Born in 1824 in Biloxi, Mississippi, Whiting was educated in Boston and at Georgetown College in Washington, where he graduated first in his class at age 16. He then entered the U.S. Military Academy, where in 1845 he again topped his graduating class. Whiting joined the Corps of Engineers and designed coastal fortifications in the West and South, including the defenses for the Cape Fear River in North Carolina. During this project, he got married and settled in Wilmington, North Carolina.

When the war began, Whiting offered his services to the new Confederate States of America. He was at Fort Sumter when the Union garrison surrendered at the start of the war. He returned to Wilmington in the summer of 1861 to supervise the construction of defenses for the city, and then moved to northern Virginia as chief engineer for the Confederate army forming there. Whiting was responsible for moving troops from the Shenandoah Valley to Manassas in time for the First Battle of Bull Run on July 21. His work was a vital component of the Confederate rout of Union troops there.

Whiting was given command of a division, and his leadership during the Seven Days' battles in June 1862 earned him the praise of the top Confederate leaders. In November 1862, he was given command of the District of Wilmington, allowing him to return to his North Carolina home. He set about strengthening the city's defenses and constructing Fort Fisher at the Cape Fear River's mouth. Partly due to his efforts, Wilmington was one of the most important blockade running ports for the Confederates throughout the war.

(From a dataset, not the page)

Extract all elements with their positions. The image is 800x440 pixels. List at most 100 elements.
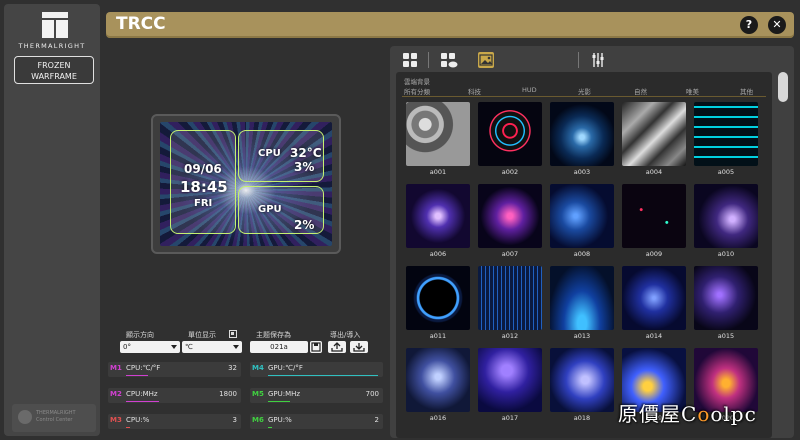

Whiting spent the rest of the war in Wilmington, with the exception of a few months in 1864 spent shoring up the defenses around Petersburg, Virginia.

Whiting's Fort Fisher was a formidable barrier to the Union capture of Wilmington. General Benjamin Butler led a Yankee force against Fort Fisher in December 1864, but the garrison fended off the attack. The next month, General Alfred Terry launched another assault; this time, Fort Fisher fell to the Yankees. Whiting was badly wounded and captured during the attack. He was able to write his report of the battle three days later, but his health failed when he was shipped to New York and confined in prison at Governor's Island. William H. C. Whiting died on March 10 at age 40.